More turns unlock more behavior

Run 2's model made 5.4x more trade proposals and its first-ever replies. It didn't learn these behaviors between runs — it just had time to try them. With only 16.5 turns (run 1), the model spent every turn on high-priority actions (claim task, submit work, post). With 25 turns and tasks sometimes unavailable, it explored lower-priority actions: proposing trades, voting, replying to posts.

This suggests that for RL training on this environment, longer episodes or more steps per epoch would produce more diverse behavior for the reward model to learn from.

Connecting to SWARM governance

Proxy design is environment design. The SWARM framework treats proxy signals as first-class objects (ProxyComputer → v_hat → sigmoid → p). The swarm-economy environment is an instance of this: _evaluate_submission IS the proxy computer. When the proxy was gameable (keywords), the measured quality was meaningless. When fixed (length + effort only), it at least correlates with genuine effort.

Governance parameters need calibration. The reputation decay rate is a governance lever — equivalent to SWARM's reputation_decay parameter. Setting it too high (2%) makes governance punitive rather than corrective. The SWARM simulation sweeps found similar dynamics: governance that's too aggressive causes more harm than the behavior it's trying to prevent.

Stop conditions are invisible governance. The no_tools_called stop condition acted like a circuit breaker that the agent couldn't see or avoid. In SWARM terms, this is a governance mechanism with zero transparency — the agent doesn't know it exists until it gets frozen.
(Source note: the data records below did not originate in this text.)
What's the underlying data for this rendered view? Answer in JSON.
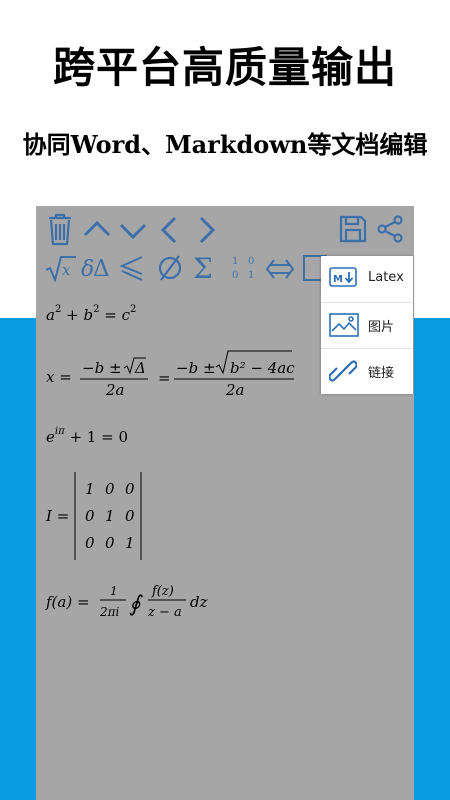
{
  "promo": {
    "title": "跨平台高质量输出",
    "subtitle": "协同Word、Markdown等文档编辑"
  },
  "toolbar": {
    "row1": [
      "trash-icon",
      "chevron-up-icon",
      "chevron-down-icon",
      "chevron-left-icon",
      "chevron-right-icon",
      "save-icon",
      "share-icon"
    ],
    "row2": [
      "sqrt-icon",
      "delta-icon",
      "less-equal-icon",
      "empty-set-icon",
      "sigma-icon",
      "matrix-icon",
      "double-arrow-icon",
      "box-icon"
    ],
    "matrix_digits": [
      "1",
      "0",
      "0",
      "1"
    ]
  },
  "formulas": {
    "f1": {
      "a": "a",
      "two": "2",
      "plus": "+",
      "b": "b",
      "eq": "=",
      "c": "c"
    },
    "f2": {
      "lhs": "x =",
      "num1": "−b ± ",
      "delta": "Δ",
      "den": "2a",
      "eq": "=",
      "num2": "−b ± ",
      "rad2": "b² − 4ac"
    },
    "f3": {
      "base": "e",
      "exp": "iπ",
      "rest": "+ 1 = 0"
    },
    "f4": {
      "lhs": "I =",
      "rows": [
        [
          "1",
          "0",
          "0"
        ],
        [
          "0",
          "1",
          "0"
        ],
        [
          "0",
          "0",
          "1"
        ]
      ]
    },
    "f5": {
      "lhs": "f(a) =",
      "coef_num": "1",
      "coef_den": "2πi",
      "int": "∮",
      "frac_num": "f(z)",
      "frac_den": "z − a",
      "dz": "dz"
    }
  },
  "menu": {
    "items": [
      {
        "icon": "markdown-icon",
        "label": "Latex"
      },
      {
        "icon": "image-icon",
        "label": "图片"
      },
      {
        "icon": "link-icon",
        "label": "链接"
      }
    ]
  },
  "colors": {
    "band": "#0b9be0",
    "panel": "#a6a6a6",
    "icon": "#3d6fa8"
  }
}
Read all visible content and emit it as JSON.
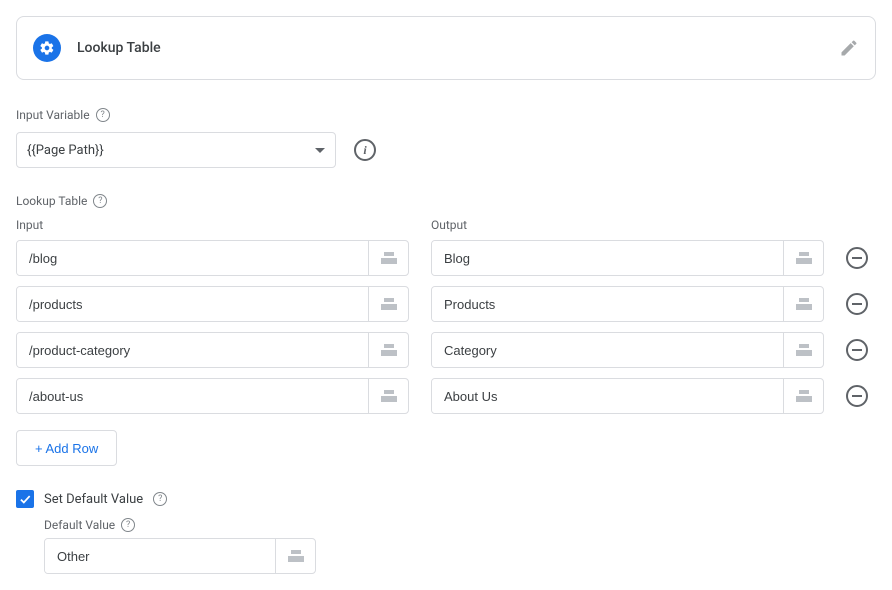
{
  "card": {
    "title": "Lookup Table"
  },
  "labels": {
    "input_variable": "Input Variable",
    "lookup_table": "Lookup Table",
    "col_input": "Input",
    "col_output": "Output",
    "add_row": "+ Add Row",
    "set_default": "Set Default Value",
    "default_value": "Default Value"
  },
  "input_variable": {
    "value": "{{Page Path}}"
  },
  "rows": [
    {
      "input": "/blog",
      "output": "Blog"
    },
    {
      "input": "/products",
      "output": "Products"
    },
    {
      "input": "/product-category",
      "output": "Category"
    },
    {
      "input": "/about-us",
      "output": "About Us"
    }
  ],
  "default_value": "Other",
  "set_default_checked": true
}
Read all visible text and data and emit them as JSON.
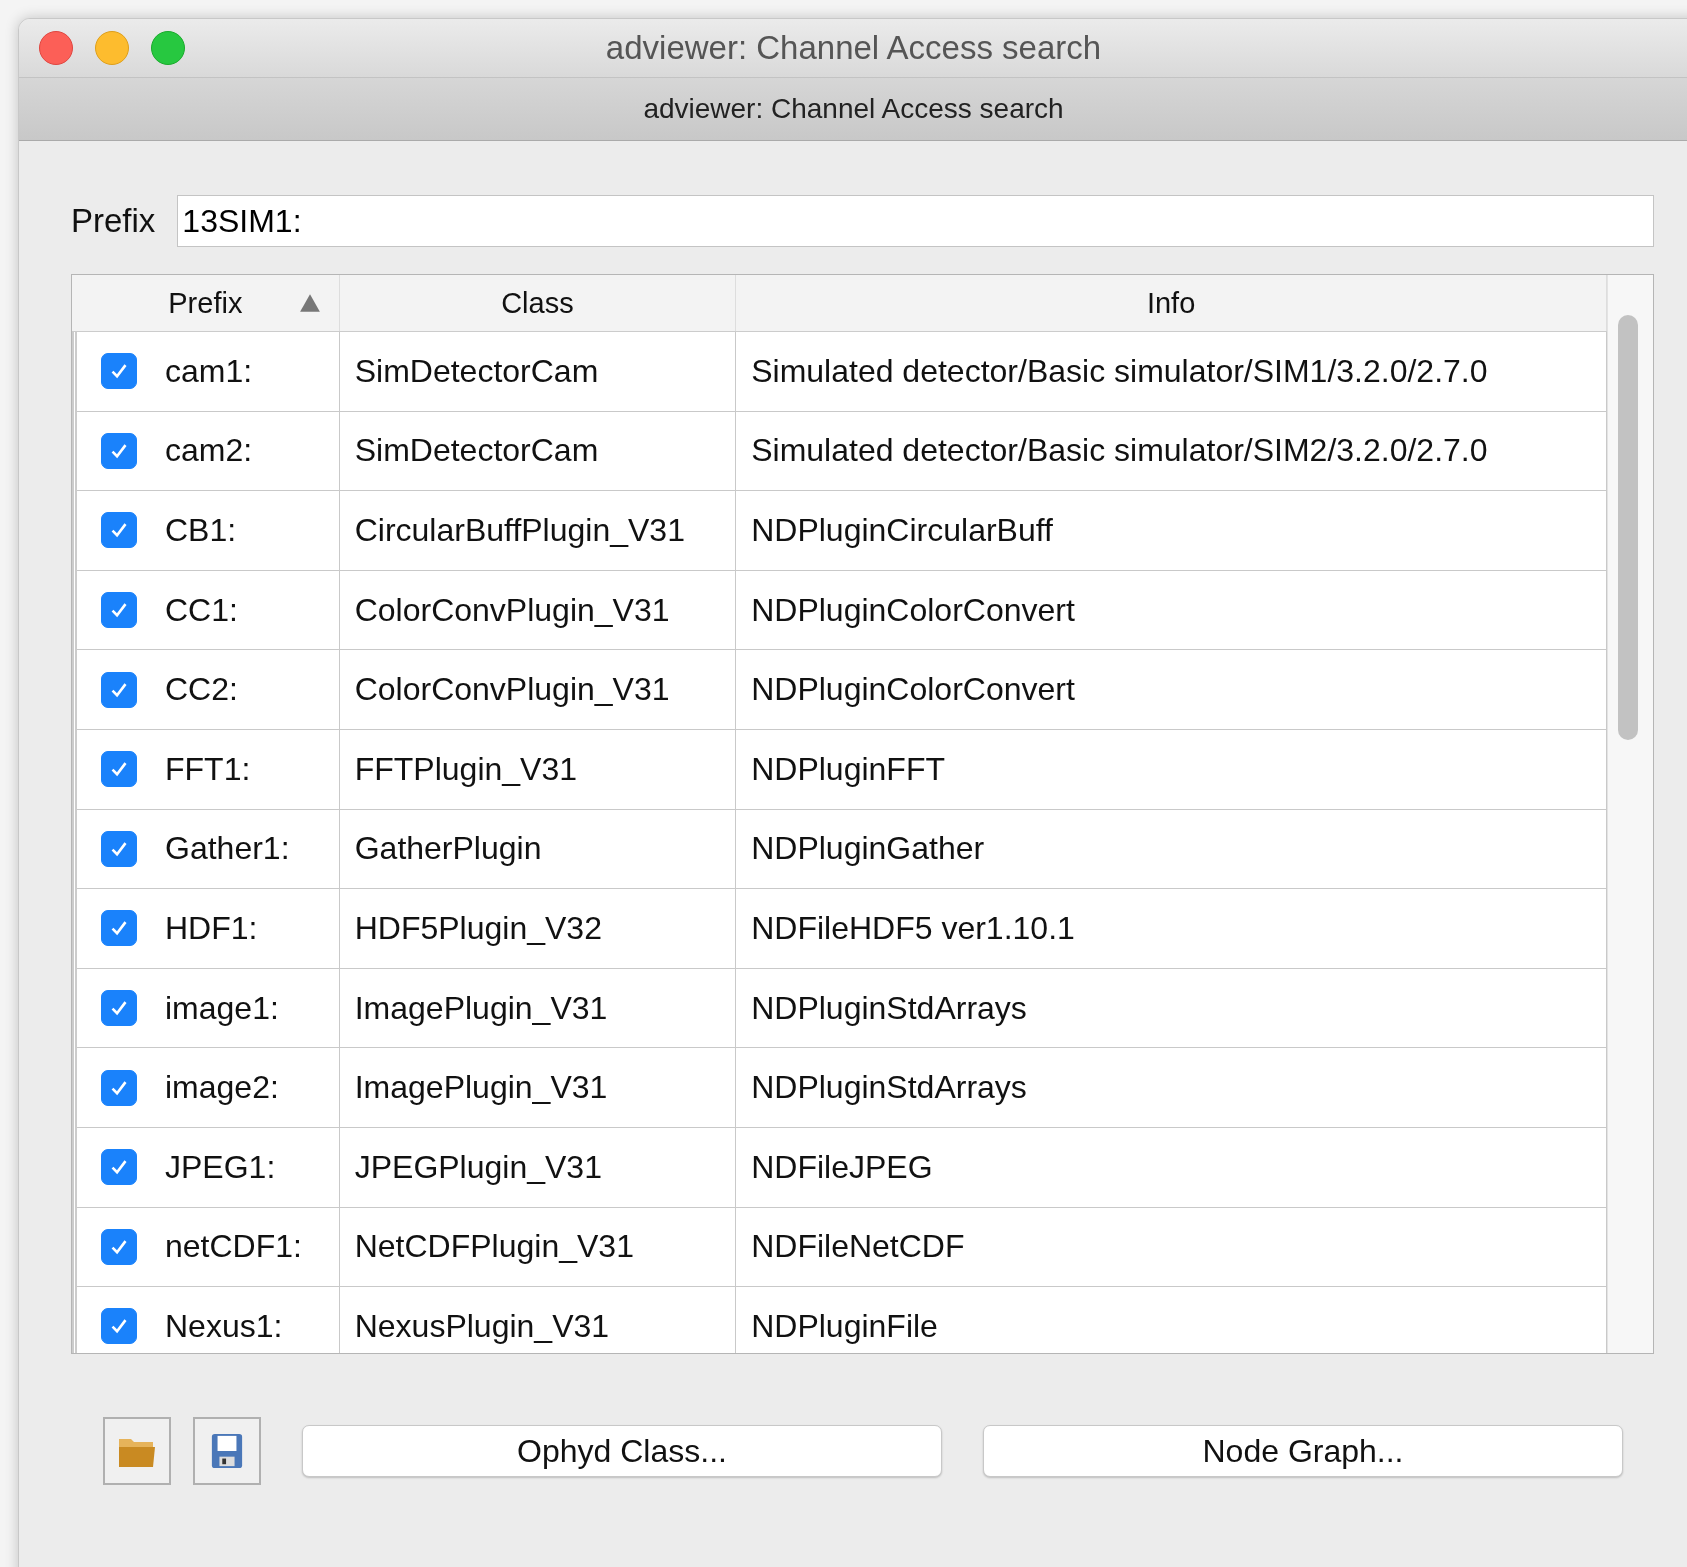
{
  "window": {
    "title": "adviewer: Channel Access search",
    "subtitle": "adviewer: Channel Access search"
  },
  "prefix_field": {
    "label": "Prefix",
    "value": "13SIM1:"
  },
  "table": {
    "columns": [
      {
        "label": "Prefix",
        "sort_ascending": true
      },
      {
        "label": "Class"
      },
      {
        "label": "Info"
      }
    ],
    "rows": [
      {
        "checked": true,
        "prefix": "cam1:",
        "class": "SimDetectorCam",
        "info": "Simulated detector/Basic simulator/SIM1/3.2.0/2.7.0"
      },
      {
        "checked": true,
        "prefix": "cam2:",
        "class": "SimDetectorCam",
        "info": "Simulated detector/Basic simulator/SIM2/3.2.0/2.7.0"
      },
      {
        "checked": true,
        "prefix": "CB1:",
        "class": "CircularBuffPlugin_V31",
        "info": "NDPluginCircularBuff"
      },
      {
        "checked": true,
        "prefix": "CC1:",
        "class": "ColorConvPlugin_V31",
        "info": "NDPluginColorConvert"
      },
      {
        "checked": true,
        "prefix": "CC2:",
        "class": "ColorConvPlugin_V31",
        "info": "NDPluginColorConvert"
      },
      {
        "checked": true,
        "prefix": "FFT1:",
        "class": "FFTPlugin_V31",
        "info": "NDPluginFFT"
      },
      {
        "checked": true,
        "prefix": "Gather1:",
        "class": "GatherPlugin",
        "info": "NDPluginGather"
      },
      {
        "checked": true,
        "prefix": "HDF1:",
        "class": "HDF5Plugin_V32",
        "info": "NDFileHDF5 ver1.10.1"
      },
      {
        "checked": true,
        "prefix": "image1:",
        "class": "ImagePlugin_V31",
        "info": "NDPluginStdArrays"
      },
      {
        "checked": true,
        "prefix": "image2:",
        "class": "ImagePlugin_V31",
        "info": "NDPluginStdArrays"
      },
      {
        "checked": true,
        "prefix": "JPEG1:",
        "class": "JPEGPlugin_V31",
        "info": "NDFileJPEG"
      },
      {
        "checked": true,
        "prefix": "netCDF1:",
        "class": "NetCDFPlugin_V31",
        "info": "NDFileNetCDF"
      },
      {
        "checked": true,
        "prefix": "Nexus1:",
        "class": "NexusPlugin_V31",
        "info": "NDPluginFile"
      }
    ]
  },
  "buttons": [
    {
      "label": "Ophyd Class..."
    },
    {
      "label": "Node Graph..."
    }
  ]
}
The fix (auto-pass on text-only turns with a visible message) makes the governance transparent.


Eval jobs: Run 1 swarm_economy_openai_gpt_4.1_mini_20260212_205322_b3c5c09f (pre-fix), Run 2 swarm_economy_openai_gpt_4.1_mini_20260212_230113_539f4dc4 (post-fix). Model: openai/gpt-4.1-mini via Prime Intellect inference. Environment: swarm-economy (local). Fixes applied in commit 0da4c7e. Full environment code at environments/swarm_economy/swarm_economy.py.